CNESER du 27 avril :
une seule voix favorable, quasi unanimité contre le budget de l’Enseignement Supérieur 1

Ce CNESER a examiné le projet de répartition des moyens 2015 aux établissements de  l’Enseignement Supérieur, alors que légalement le vote aurait dû avoir lieu avant la fin de l’année civile 2014.
Le ministère a annoncé un budget en hausse de 170 millions qui, en fait, va se réduire à 70 millions pour cause de mise en œuvre du Pacte de Responsabilité, et qui va aboutir à l’aggravation des mesures d’austérité dans les établissements autonomes !
Il n’y a pas d’autre raison à ce vote négatif « historique » des membres du CNESER.

Une augmentation du budget de « près de 170 millions d’euros » … 2

    1. Selon la note diffusée au CNESER, le budget prévoit le financement de dispositions décidées par l’Etat ou le ministère :
      • « La poursuite du plan de résorption de l’emploi précaire », pour 25 millions d’euros (loi Sauvadet)
      • « la réforme catégorielle pour les personnels de catégorie C et B » pour 21 millions d’euros
      • « l’accompagnement des établissements autonomes dans leur responsabilité d’employeur public », avec la prise en charge de 31,5 millions d’euros dédiés au Glissement Vieillesse Technicité (GVT) en 2015, ce qui laisse 30 millions  à la charge des établissements et, bien évidemment, pas de rattrapage : les millions mis à la charge des établissements autonomes depuis 2007, source de leurs déficits chroniques, sont définitivement perdus !
      • « La compensation des droits d’inscription » liés aux boursiers, et celle des droits d’inscriptions liés aux fonctionnaires stagiaires des ESPE
      Le ministère présente ce budget comme « un effort de la nation pour ce secteur prioritaire », alors qu’il découle d’un financement seulement partiel de dispositions liées aux statuts de fonctionnaires d’Etat des personnels !

    2. Le budget prévoit deux mesures spécifiques à l’Enseignement Supérieur :
      • la poursuite du plan Campus décidé en 2008 par Valérie Pécresse pour 26 millions (incluant une partie pour l’opération du plateau de Saclay) ;
      • et la création de 1.000 nouveaux postes essentiellement d’enseignants.
      En annonçant cette dernière disposition, le ministère feint d’ignorer que les établissements ne créent pas ces 1000 postes mais en « gèlent » une partie : ils utilisent la masse salariale correspondante pour combler leur déficit !

Une augmentation qui se réduit à 70 millions d’euros !
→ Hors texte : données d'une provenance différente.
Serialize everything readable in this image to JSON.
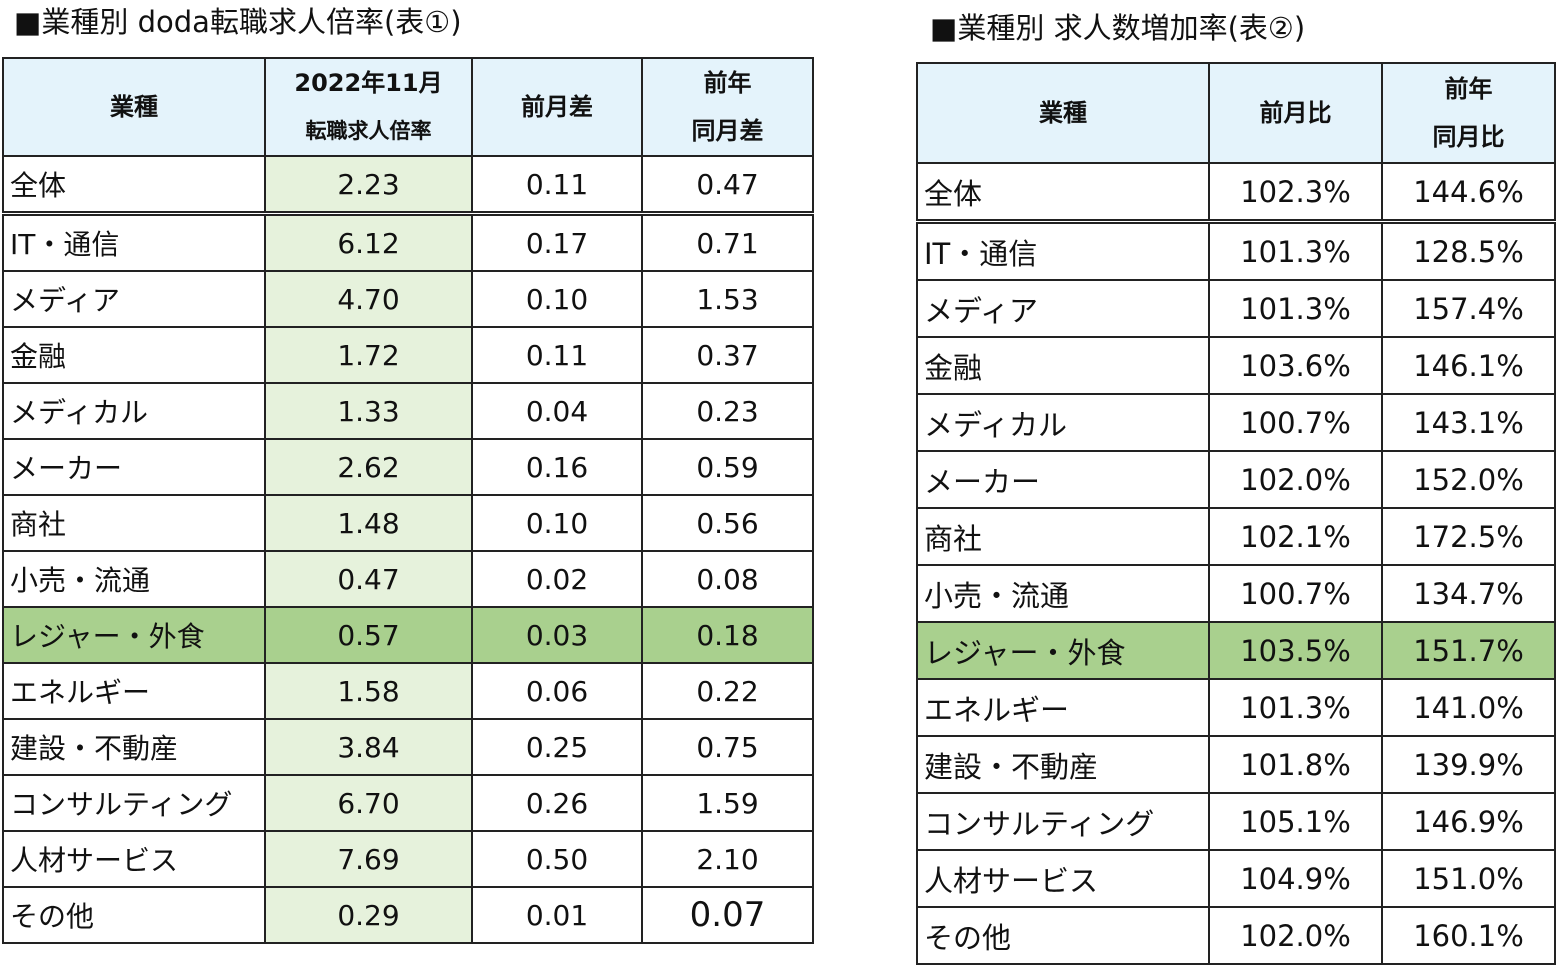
{
  "chart_data": [
    {
      "type": "table",
      "title": "■業種別 doda転職求人倍率(表①)",
      "columns": [
        "業種",
        "2022年11月",
        "転職求人倍率",
        "前月差",
        "前年",
        "同月差"
      ],
      "rows": [
        {
          "industry": "全体",
          "rate": "2.23",
          "mom": "0.11",
          "yoy": "0.47"
        },
        {
          "industry": "IT・通信",
          "rate": "6.12",
          "mom": "0.17",
          "yoy": "0.71"
        },
        {
          "industry": "メディア",
          "rate": "4.70",
          "mom": "0.10",
          "yoy": "1.53"
        },
        {
          "industry": "金融",
          "rate": "1.72",
          "mom": "0.11",
          "yoy": "0.37"
        },
        {
          "industry": "メディカル",
          "rate": "1.33",
          "mom": "0.04",
          "yoy": "0.23"
        },
        {
          "industry": "メーカー",
          "rate": "2.62",
          "mom": "0.16",
          "yoy": "0.59"
        },
        {
          "industry": "商社",
          "rate": "1.48",
          "mom": "0.10",
          "yoy": "0.56"
        },
        {
          "industry": "小売・流通",
          "rate": "0.47",
          "mom": "0.02",
          "yoy": "0.08"
        },
        {
          "industry": "レジャー・外食",
          "rate": "0.57",
          "mom": "0.03",
          "yoy": "0.18"
        },
        {
          "industry": "エネルギー",
          "rate": "1.58",
          "mom": "0.06",
          "yoy": "0.22"
        },
        {
          "industry": "建設・不動産",
          "rate": "3.84",
          "mom": "0.25",
          "yoy": "0.75"
        },
        {
          "industry": "コンサルティング",
          "rate": "6.70",
          "mom": "0.26",
          "yoy": "1.59"
        },
        {
          "industry": "人材サービス",
          "rate": "7.69",
          "mom": "0.50",
          "yoy": "2.10"
        },
        {
          "industry": "その他",
          "rate": "0.29",
          "mom": "0.01",
          "yoy": "0.07"
        }
      ],
      "highlight_row": "レジャー・外食"
    },
    {
      "type": "table",
      "title": "■業種別 求人数増加率(表②)",
      "columns": [
        "業種",
        "前月比",
        "前年",
        "同月比"
      ],
      "rows": [
        {
          "industry": "全体",
          "mom": "102.3%",
          "yoy": "144.6%"
        },
        {
          "industry": "IT・通信",
          "mom": "101.3%",
          "yoy": "128.5%"
        },
        {
          "industry": "メディア",
          "mom": "101.3%",
          "yoy": "157.4%"
        },
        {
          "industry": "金融",
          "mom": "103.6%",
          "yoy": "146.1%"
        },
        {
          "industry": "メディカル",
          "mom": "100.7%",
          "yoy": "143.1%"
        },
        {
          "industry": "メーカー",
          "mom": "102.0%",
          "yoy": "152.0%"
        },
        {
          "industry": "商社",
          "mom": "102.1%",
          "yoy": "172.5%"
        },
        {
          "industry": "小売・流通",
          "mom": "100.7%",
          "yoy": "134.7%"
        },
        {
          "industry": "レジャー・外食",
          "mom": "103.5%",
          "yoy": "151.7%"
        },
        {
          "industry": "エネルギー",
          "mom": "101.3%",
          "yoy": "141.0%"
        },
        {
          "industry": "建設・不動産",
          "mom": "101.8%",
          "yoy": "139.9%"
        },
        {
          "industry": "コンサルティング",
          "mom": "105.1%",
          "yoy": "146.9%"
        },
        {
          "industry": "人材サービス",
          "mom": "104.9%",
          "yoy": "151.0%"
        },
        {
          "industry": "その他",
          "mom": "102.0%",
          "yoy": "160.1%"
        }
      ],
      "highlight_row": "レジャー・外食"
    }
  ],
  "colors": {
    "header_bg": "#e4f3fb",
    "rate_column_bg": "#e6f2dc",
    "highlight_bg": "#a9d08e",
    "border": "#222222"
  }
}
Le ministère indique que « certains opérateurs sont amenés à contribuer au redressement des comptes publics pour 100 millions d’euros ».
C’est en effet en ponctionnant les fonds de roulement de certaines universités que le Ministère met en œuvre le Pacte de Responsabilité !

Un budget qui augmente les déficits des établissements !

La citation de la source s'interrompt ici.